Seine Partei habe keine Angst vor dem Wähler, erklärt Christian Lindner. Offen verbreiten FDP-Politiker, dass sie im Falle von Neuwahlen die kleinsten Probleme hätten, die Volksparteien hingegen nicht mal einsatzfähige Kanzlerkandidaten. Bekomme man harte Positionen durch – gut. Scheitere Jamaika – auch nicht schlimm. Das stimmt aus FDP-Sicht und ist doch nur die Hälfte der Wahrheit. Zu der gehört, dass die FDP gezeigt hat, dass sie wahlkämpfen kann. Aber kann sie auch regieren? Lindner hat vielleicht keine Furcht vor Neuwahlen, aber begründete Sorgen vor Koalitionsverhandlungen. "Wir haben panische Angst, von den anderen an die Wand gespielt zu werden", bekennt ein liberaler Sondierer.

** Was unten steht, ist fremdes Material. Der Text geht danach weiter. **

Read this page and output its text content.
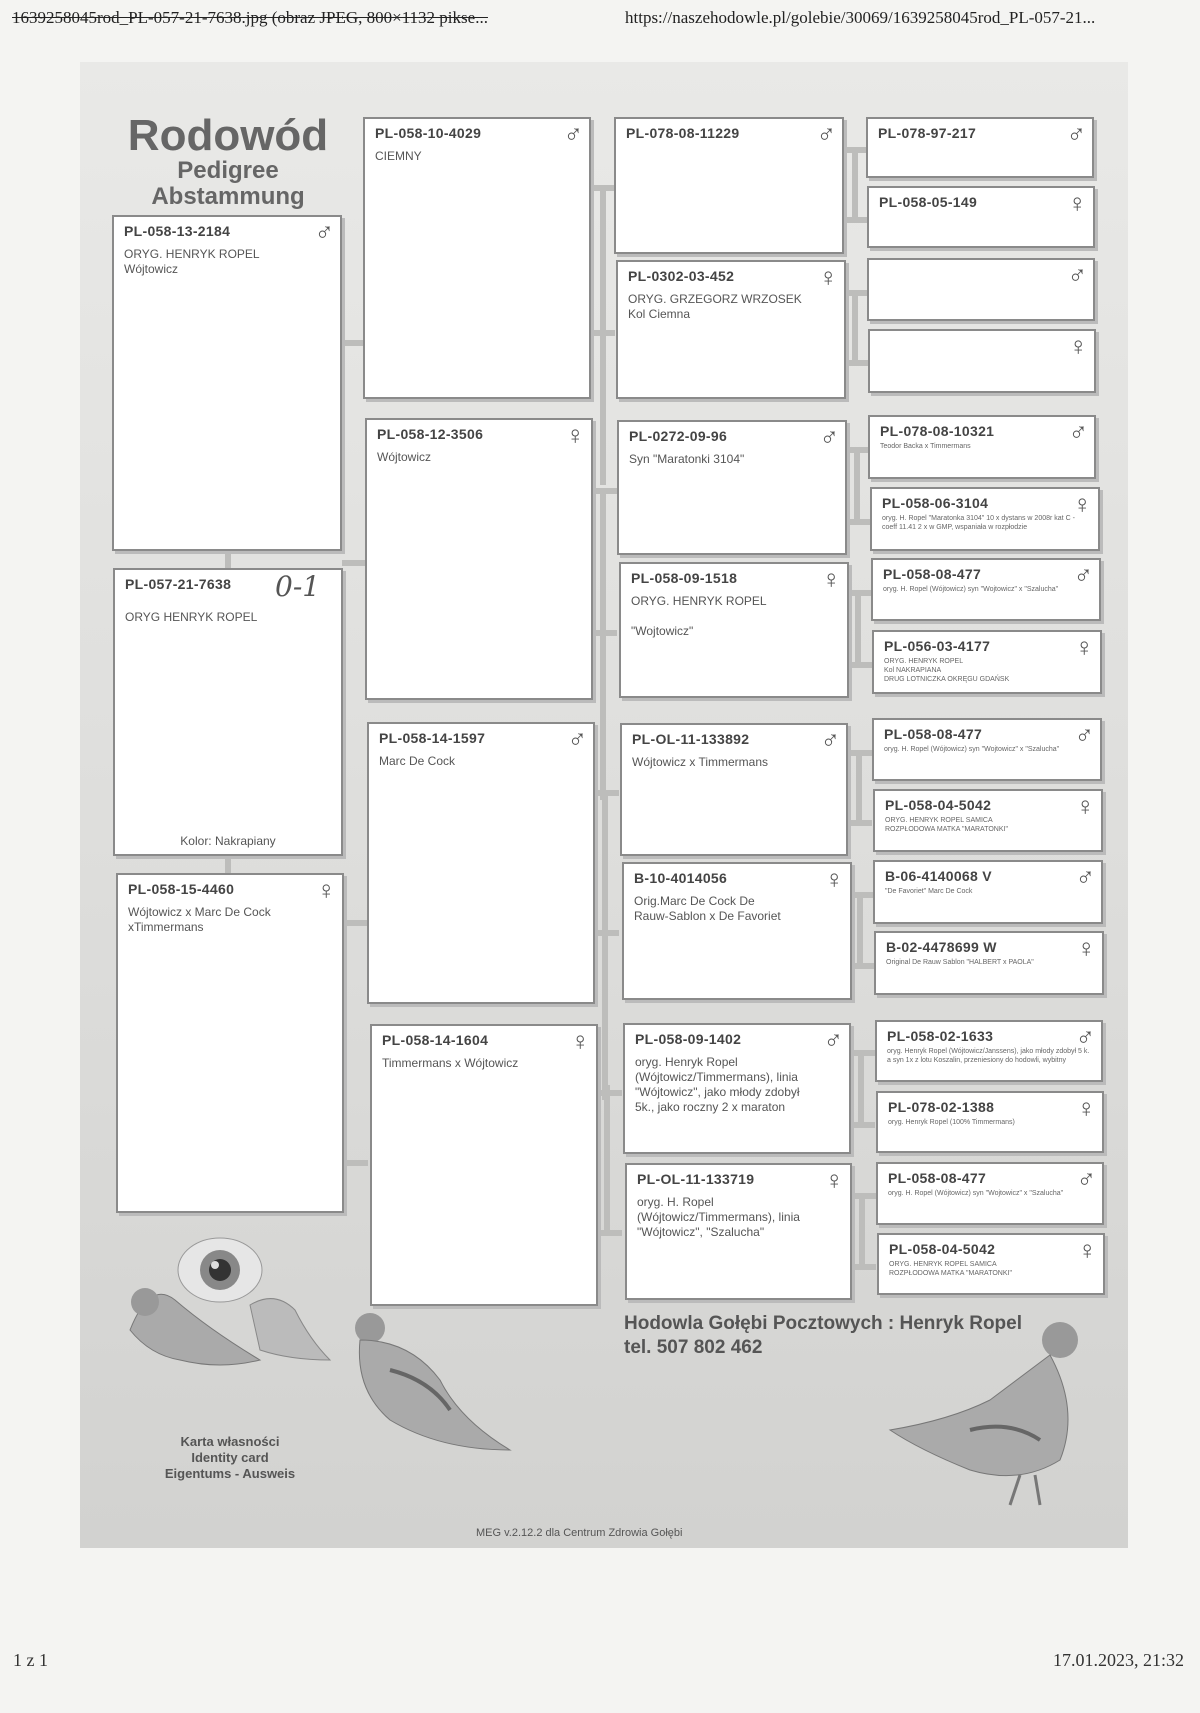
1639258045rod_PL-057-21-7638.jpg (obraz JPEG, 800×1132 pikse...	https://naszehodowle.pl/golebie/30069/1639258045rod_PL-057-21...
Rodowód
Pedigree
Abstammung
PL-058-13-2184	♂
ORYG. HENRYK ROPEL
Wójtowicz
PL-057-21-7638
ORYG HENRYK ROPEL
Kolor: Nakrapiany
0-1
PL-058-15-4460	♀
Wójtowicz x Marc De Cock
xTimmermans
PL-058-10-4029	♂
CIEMNY
PL-058-12-3506	♀
Wójtowicz
PL-058-14-1597	♂
Marc De Cock
PL-058-14-1604	♀
Timmermans x Wójtowicz
PL-078-08-11229	♂
PL-0302-03-452	♀
ORYG. GRZEGORZ WRZOSEK
Kol Ciemna
PL-0272-09-96	♂
Syn "Maratonki 3104"
PL-058-09-1518	♀
ORYG. HENRYK ROPEL

"Wojtowicz"
PL-OL-11-133892	♂
Wójtowicz x Timmermans
B-10-4014056	♀
Orig.Marc De Cock De
Rauw-Sablon x De Favoriet
PL-058-09-1402	♂
oryg. Henryk Ropel
(Wójtowicz/Timmermans), linia
"Wójtowicz", jako młody zdobył
5k., jako roczny 2 x maraton
PL-OL-11-133719	♀
oryg. H. Ropel
(Wójtowicz/Timmermans), linia
"Wójtowicz", "Szalucha"
PL-078-97-217	♂
PL-058-05-149	♀
♂
♀
PL-078-08-10321	♂
Teodor Backa x Timmermans
PL-058-06-3104	♀
oryg. H. Ropel "Maratonka 3104" 10 x dystans w 2008r kat C - coeff 11.41 2 x w GMP, wspaniała w rozpłodzie
PL-058-08-477	♂
oryg. H. Ropel (Wójtowicz) syn "Wojtowicz" x "Szalucha"
PL-056-03-4177	♀
ORYG. HENRYK ROPEL
Kol NAKRAPIANA
DRUG LOTNICZKA OKRĘGU GDAŃSK
PL-058-08-477	♂
oryg. H. Ropel (Wójtowicz) syn "Wojtowicz" x "Szalucha"
PL-058-04-5042	♀
ORYG. HENRYK ROPEL SAMICA
ROZPŁODOWA MATKA "MARATONKI"
B-06-4140068 V	♂
"De Favoriet" Marc De Cock
B-02-4478699 W	♀
Original De Rauw Sablon "HALBERT x PAOLA"
PL-058-02-1633	♂
oryg. Henryk Ropel (Wójtowicz/Janssens), jako młody zdobył 5 k. a syn 1x z lotu Koszalin, przeniesiony do hodowli, wybitny
PL-078-02-1388	♀
oryg. Henryk Ropel (100% Timmermans)
PL-058-08-477	♂
oryg. H. Ropel (Wójtowicz) syn "Wojtowicz" x "Szalucha"
PL-058-04-5042	♀
ORYG. HENRYK ROPEL SAMICA
ROZPŁODOWA MATKA "MARATONKI"
Hodowla Gołębi Pocztowych : Henryk Ropel
tel. 507 802 462
Karta własności
Identity card
Eigentums - Ausweis
MEG v.2.12.2 dla Centrum Zdrowia Gołębi
1 z 1	17.01.2023, 21:32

Ohnehin wird geargwöhnt, es könne eine informelle schwarz-grüne Koalition innerhalb der schwarz-grün-gelben Koalition geben.

Ganz abwegig ist das nicht. Viele von Merkels Getreuen wie Peter Altmaier, Gesundheitsminister Hermann Gröhe oder Armin Laschet stehen den Grünen inhaltlich und persönlich nahe. Die Kanzlerin selbst tendiere zwar inhaltlich oft zu FDP-Positionen, persönlich und "kulturell" aber erkennbar zu den Grünen, auch wenn sie sich in den Verhandlungen um Äquidistanz bemühe, beobachten Parteifreunde.